Course notes are available through a virtual learning environment, the portal for which can be found here
The Autumn Academy will cover the following courses. In addition there will be several small group activities designed to span these courses, and a series of plenary lectures from international experts that will illustrate HPC research in action.
Programming Languages (C or Fortran)
Parallel courses will be run in both Fortran and C; students will choose one stream. Teaching in other parts of the Academy will illustrate examples with both languages. The Fortran course is is a basic introduction to modern Fortran. At the end of the course, students should be able to write significant programs in Fortran, and to be able to work on existing programs written in modern Fortran (i.e. in the Fortran 90/95 style). It will not cover the superseded features of Fortran 77, or the newer or more advanced aspects.
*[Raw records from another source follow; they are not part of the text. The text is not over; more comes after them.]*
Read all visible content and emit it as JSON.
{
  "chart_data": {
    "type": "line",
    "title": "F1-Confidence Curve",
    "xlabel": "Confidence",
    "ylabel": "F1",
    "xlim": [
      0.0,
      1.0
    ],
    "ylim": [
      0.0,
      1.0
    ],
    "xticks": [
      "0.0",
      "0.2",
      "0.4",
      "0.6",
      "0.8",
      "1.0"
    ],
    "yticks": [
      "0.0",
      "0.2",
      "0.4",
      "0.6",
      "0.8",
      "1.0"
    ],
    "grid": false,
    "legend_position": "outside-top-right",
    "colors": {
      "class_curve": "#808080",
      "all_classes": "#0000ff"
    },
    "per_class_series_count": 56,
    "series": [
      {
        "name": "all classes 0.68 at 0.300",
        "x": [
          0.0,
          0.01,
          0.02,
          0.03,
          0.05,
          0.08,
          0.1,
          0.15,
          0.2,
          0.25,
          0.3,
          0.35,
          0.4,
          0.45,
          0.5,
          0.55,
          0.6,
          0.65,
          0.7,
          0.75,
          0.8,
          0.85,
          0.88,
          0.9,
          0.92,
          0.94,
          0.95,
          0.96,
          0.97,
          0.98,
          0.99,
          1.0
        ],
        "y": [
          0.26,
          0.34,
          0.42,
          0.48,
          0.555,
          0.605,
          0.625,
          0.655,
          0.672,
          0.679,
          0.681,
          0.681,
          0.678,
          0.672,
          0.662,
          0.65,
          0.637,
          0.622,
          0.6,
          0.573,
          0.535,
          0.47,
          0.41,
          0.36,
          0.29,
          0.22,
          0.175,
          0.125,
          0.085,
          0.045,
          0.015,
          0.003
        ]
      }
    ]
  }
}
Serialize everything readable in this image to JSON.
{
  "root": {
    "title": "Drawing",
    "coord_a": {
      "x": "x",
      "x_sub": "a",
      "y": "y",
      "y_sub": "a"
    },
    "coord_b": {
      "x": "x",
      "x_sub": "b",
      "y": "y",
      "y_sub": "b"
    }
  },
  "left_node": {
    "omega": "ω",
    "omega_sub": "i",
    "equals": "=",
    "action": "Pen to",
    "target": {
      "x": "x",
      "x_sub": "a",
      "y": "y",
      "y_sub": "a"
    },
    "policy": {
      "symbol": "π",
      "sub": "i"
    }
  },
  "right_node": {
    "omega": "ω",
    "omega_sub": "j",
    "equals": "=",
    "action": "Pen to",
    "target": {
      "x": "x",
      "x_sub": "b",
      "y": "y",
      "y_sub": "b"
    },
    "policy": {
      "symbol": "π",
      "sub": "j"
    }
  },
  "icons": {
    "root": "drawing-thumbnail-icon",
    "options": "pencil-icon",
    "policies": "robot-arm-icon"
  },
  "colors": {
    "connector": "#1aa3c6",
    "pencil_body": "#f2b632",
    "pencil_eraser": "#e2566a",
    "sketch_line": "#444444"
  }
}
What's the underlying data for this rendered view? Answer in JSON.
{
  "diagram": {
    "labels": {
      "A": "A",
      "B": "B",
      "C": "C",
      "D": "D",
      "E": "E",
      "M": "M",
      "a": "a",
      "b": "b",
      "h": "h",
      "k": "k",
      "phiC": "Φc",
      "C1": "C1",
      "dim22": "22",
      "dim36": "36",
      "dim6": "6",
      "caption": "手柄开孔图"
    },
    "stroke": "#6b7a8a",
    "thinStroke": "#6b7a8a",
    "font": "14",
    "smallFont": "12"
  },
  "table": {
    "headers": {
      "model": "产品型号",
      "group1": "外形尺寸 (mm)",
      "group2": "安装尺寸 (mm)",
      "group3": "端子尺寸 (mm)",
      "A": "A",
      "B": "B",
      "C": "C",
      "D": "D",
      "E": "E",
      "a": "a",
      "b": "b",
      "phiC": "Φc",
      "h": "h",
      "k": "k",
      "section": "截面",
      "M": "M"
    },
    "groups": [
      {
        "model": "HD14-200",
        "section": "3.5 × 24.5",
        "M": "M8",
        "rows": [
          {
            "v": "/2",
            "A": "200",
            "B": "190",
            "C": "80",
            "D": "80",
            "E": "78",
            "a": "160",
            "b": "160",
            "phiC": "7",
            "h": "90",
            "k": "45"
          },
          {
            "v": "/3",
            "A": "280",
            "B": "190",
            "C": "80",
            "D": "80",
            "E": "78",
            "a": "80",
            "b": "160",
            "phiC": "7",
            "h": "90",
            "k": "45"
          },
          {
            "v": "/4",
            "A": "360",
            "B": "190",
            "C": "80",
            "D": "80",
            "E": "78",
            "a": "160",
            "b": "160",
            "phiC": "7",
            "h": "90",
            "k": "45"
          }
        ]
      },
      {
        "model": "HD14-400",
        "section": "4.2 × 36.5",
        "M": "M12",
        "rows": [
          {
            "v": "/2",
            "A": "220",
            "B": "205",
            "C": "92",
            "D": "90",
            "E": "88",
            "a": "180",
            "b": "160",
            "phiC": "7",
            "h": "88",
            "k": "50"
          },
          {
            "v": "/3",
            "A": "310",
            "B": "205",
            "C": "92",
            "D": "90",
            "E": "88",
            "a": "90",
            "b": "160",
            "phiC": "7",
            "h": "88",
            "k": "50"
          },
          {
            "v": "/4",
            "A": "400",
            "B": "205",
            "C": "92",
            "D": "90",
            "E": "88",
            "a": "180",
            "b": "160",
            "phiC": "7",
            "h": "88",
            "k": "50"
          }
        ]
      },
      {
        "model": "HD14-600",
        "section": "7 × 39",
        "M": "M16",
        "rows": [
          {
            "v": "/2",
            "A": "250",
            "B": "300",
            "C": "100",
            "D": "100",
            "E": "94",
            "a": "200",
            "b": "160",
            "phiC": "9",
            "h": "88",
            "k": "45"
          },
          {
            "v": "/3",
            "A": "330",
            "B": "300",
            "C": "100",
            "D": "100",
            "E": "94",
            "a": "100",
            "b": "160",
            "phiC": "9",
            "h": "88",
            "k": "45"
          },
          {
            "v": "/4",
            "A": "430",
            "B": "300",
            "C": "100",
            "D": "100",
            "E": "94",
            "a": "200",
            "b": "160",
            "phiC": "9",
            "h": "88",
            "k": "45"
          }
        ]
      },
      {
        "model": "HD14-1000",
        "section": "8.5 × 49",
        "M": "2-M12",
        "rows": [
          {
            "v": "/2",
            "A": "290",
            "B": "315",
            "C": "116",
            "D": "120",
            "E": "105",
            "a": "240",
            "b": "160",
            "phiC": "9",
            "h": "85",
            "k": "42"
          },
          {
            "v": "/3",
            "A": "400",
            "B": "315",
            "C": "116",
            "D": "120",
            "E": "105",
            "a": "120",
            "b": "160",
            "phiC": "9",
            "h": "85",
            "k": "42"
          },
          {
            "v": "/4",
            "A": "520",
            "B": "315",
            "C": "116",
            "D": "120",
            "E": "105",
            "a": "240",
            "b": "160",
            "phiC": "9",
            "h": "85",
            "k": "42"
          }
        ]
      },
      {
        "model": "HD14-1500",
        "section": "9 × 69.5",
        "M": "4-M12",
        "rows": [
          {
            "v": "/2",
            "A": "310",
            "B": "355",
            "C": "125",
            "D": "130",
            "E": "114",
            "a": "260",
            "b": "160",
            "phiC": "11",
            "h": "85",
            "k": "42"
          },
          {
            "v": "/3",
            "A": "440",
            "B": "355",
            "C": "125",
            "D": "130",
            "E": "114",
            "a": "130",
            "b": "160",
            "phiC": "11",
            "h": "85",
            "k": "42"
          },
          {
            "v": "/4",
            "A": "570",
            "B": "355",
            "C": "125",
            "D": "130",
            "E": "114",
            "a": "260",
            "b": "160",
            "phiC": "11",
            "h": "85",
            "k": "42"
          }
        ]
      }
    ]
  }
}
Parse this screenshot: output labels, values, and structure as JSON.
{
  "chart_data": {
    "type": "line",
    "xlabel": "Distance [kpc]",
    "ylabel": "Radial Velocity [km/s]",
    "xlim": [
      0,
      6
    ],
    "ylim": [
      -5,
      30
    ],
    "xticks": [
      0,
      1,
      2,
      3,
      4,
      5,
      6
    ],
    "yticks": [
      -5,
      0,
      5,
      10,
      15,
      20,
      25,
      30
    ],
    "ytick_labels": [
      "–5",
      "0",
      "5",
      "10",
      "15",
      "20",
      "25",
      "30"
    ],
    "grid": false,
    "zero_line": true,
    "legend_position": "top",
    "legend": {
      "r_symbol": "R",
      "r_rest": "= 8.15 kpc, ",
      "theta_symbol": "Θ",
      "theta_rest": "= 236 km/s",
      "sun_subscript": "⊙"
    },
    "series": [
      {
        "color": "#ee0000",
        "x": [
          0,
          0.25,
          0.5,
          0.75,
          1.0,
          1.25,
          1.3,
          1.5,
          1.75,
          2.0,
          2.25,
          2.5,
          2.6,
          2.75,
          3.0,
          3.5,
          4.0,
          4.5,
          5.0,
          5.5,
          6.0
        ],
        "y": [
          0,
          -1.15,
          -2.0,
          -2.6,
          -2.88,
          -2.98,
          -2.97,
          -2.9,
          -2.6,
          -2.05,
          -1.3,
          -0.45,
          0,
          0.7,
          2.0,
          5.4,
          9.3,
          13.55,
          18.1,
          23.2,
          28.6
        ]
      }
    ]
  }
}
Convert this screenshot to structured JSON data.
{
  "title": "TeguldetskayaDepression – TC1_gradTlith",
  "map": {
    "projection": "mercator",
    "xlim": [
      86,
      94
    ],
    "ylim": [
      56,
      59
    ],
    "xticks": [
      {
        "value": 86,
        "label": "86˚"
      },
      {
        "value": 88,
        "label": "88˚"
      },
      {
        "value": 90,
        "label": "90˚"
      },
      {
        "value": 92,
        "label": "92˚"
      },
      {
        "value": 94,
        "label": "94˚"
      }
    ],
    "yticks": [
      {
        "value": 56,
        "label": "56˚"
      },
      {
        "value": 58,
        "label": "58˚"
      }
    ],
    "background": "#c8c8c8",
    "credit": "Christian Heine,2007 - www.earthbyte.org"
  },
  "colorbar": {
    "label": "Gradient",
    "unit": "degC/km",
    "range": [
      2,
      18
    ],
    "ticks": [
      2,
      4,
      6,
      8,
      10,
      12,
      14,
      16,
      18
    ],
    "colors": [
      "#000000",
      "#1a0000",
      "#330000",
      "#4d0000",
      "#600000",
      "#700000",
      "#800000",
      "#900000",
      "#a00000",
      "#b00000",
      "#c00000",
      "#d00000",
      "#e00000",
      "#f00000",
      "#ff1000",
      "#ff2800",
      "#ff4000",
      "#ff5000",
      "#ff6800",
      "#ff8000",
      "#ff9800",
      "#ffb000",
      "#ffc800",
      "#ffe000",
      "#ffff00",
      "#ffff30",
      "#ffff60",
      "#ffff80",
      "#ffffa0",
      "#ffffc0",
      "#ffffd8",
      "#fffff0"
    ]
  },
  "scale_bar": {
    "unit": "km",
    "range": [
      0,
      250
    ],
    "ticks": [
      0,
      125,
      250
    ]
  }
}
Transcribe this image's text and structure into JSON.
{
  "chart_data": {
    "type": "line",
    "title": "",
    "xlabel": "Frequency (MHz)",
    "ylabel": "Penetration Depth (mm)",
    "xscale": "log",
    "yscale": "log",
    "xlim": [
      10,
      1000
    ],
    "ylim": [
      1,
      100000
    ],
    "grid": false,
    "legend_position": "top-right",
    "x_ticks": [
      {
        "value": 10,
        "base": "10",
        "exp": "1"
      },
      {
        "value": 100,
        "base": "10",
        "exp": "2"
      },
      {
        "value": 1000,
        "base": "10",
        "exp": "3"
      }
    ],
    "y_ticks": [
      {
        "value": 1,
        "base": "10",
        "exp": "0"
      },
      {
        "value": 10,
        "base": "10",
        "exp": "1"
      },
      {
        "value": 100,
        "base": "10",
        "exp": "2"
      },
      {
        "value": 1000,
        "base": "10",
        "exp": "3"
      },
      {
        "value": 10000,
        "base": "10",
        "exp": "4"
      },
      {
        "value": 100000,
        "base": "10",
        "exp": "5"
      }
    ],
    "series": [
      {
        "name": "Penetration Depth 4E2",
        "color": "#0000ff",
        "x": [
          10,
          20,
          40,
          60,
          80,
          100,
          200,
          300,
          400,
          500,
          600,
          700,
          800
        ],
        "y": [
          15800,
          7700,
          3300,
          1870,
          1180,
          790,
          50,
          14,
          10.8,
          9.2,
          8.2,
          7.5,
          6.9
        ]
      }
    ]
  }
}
Designed to teach students to think about and explore factors that affect the performance of their code. Relevant factors include compiler, operating system, hardware architecture, and the interplay between them. Emphasis will be on the general principles of performance measurement, not the specific packages being used. Includes familiarisation with basic serial debugging and profiling tools
This course will introduce shared-memory and distributed-memory HPC architectures and programming models and algorithms; basic parallel performance measurement and Amdahl’s law. It will also cover the concept of communicating parallel processes: synchronous/ asynchronous; blocking/ non-blocking. Basic concepts regarding data dependencies and data sharing between threads and processes will be introduced using pseudocode exercises and thought experiments
OpenMP model, initialisation, parallel regions and parallel loops; shared and private data; loop scheduling and synchronisation. By the end, students should be able to modify and run example programs on a multi-core system, and understand the performance characteristics of different loop scheduling options
This course covers almost all of the MPI features used in scientific applications, for C, C++ and Fortran. The topics include message- passing and MPI concepts, the use of MPI, MPI's datatypes, collective operations, blocking and non-blocking point-to-point messages, subsets of processes, practical guidelines and problem decomposition. By the end, students should be able to modify and run an example program on a distributed-memory system and understand its basic performance characteristics.
This will review the material from the entire course, compare and contrast different programming approaches and place the course in the wider context of computational science as a research discipline. It will also outline other important areas in parallel software design and development that are beyond the scope of this initial academy. The course will include: comparison of parallel models and their suitability for different architectures; basics of parallel program design; use of packages and libraries; the HPC ecosystem in the UK, Europe and worldwide.
Students will learn the fundamentals in algorithm design such as robustness, convergence, error testing and computational complexity, and also become aware of overflow and underflow. Specific algorithms will be introduced for linear systems and interpolation with polynomials, as well as splines and numerical solutions to ODEs. A short outlook on numerical methods for PDEs will be given.
An overview of how a computer operates at a hardware level will be presented, with the intention of making it clearer why certain programming techniques improve performance, often dramatically. This overview covers pipelined CPUs, cache memory, virtual memory, pages and TLBs, and the basic architecture of parallel computers.
This lecture will describe how computers store and process integers and floating point numbers (including complex numbers), and the exceptions that might arise, what they mean and what may happen. The intent is to explain how modern computers handle numbers, and how to get reliable answers for a reasonable amount of effort.
This short course describes the software engineering principles and techniques needed to develop large or complex codes, or to write applications that will be used and worked on by other people or over a long time (years). It includes some of the design and coding techniques that can make debugging easier (sometimes even semi-automatic), and reduce the overall development and maintenance effort by spending more effort on design and coding.